F.D Signifier on youtube said what I agree with. We need to make cool shit and then gradually our propaganda and message will win over the convenient, artificial stuff. Can't just repeat the message, first something interesting and cool.

@jonmsterling
Do you mind if I share this elsewhere? (With credit of course)

@jonmsterling It is important to understand that Large LANGUAGE Models are OBVIOUSLY incapable of true artificial intelligence and that the people pushing them are not even working on the problem of true AI. They haven't the simplicity of reasoning necessary to do so. Once one understands what the following argument—which everyone is too "modern" to have noticed—one might be better equipped to dissuade students from going to LLMs.

The argument is simple and proves LLMs are a dead end...

@jonmsterling Here we go—

Human intelligence is plainly almost exactly the same thing as chimpanzee intelligence. We are closely related. And most things a human can do so can a chimp.

But chimpanzees have no language whatsoever. NOT ONE BIT OF IT.

Therefore human intelligence cannot be modeled with language!

Q.E.D.

And in fact mathematics in particular is largely visualization and proprioceptive reasoning, not linguistic. This is why LLMs babble when asked simple questions about math.

@jonmsterling I have run into the sort of person who says they have a condition where they "think" only in words. So I ask them if they are incapable of feeding themself. They most likely will just go away, because the LLM crowd are dead set on their delusion.
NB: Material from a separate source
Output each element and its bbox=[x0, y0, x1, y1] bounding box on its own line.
People have forever mistaken their internal verbal dialogue with their intelligence. In fact most of our intelligence is completely unconscious. It is quite possible to solve a math problem in one's sleep and wake up with the answer.

@jonmsterling It means LLMs will never get any better. They can only perhaps look like it by reaching into larger databases for canned knowledge.

Language is an auxiliary faculty, whose primary role is to let humans record knowledge. It is something no animal species can do, and makes us fundamentally different. But the animal species otherwise have essentially the same faculties. If LLMs cannot reproduce the intelligence of a cat, then they cannot do a human, either.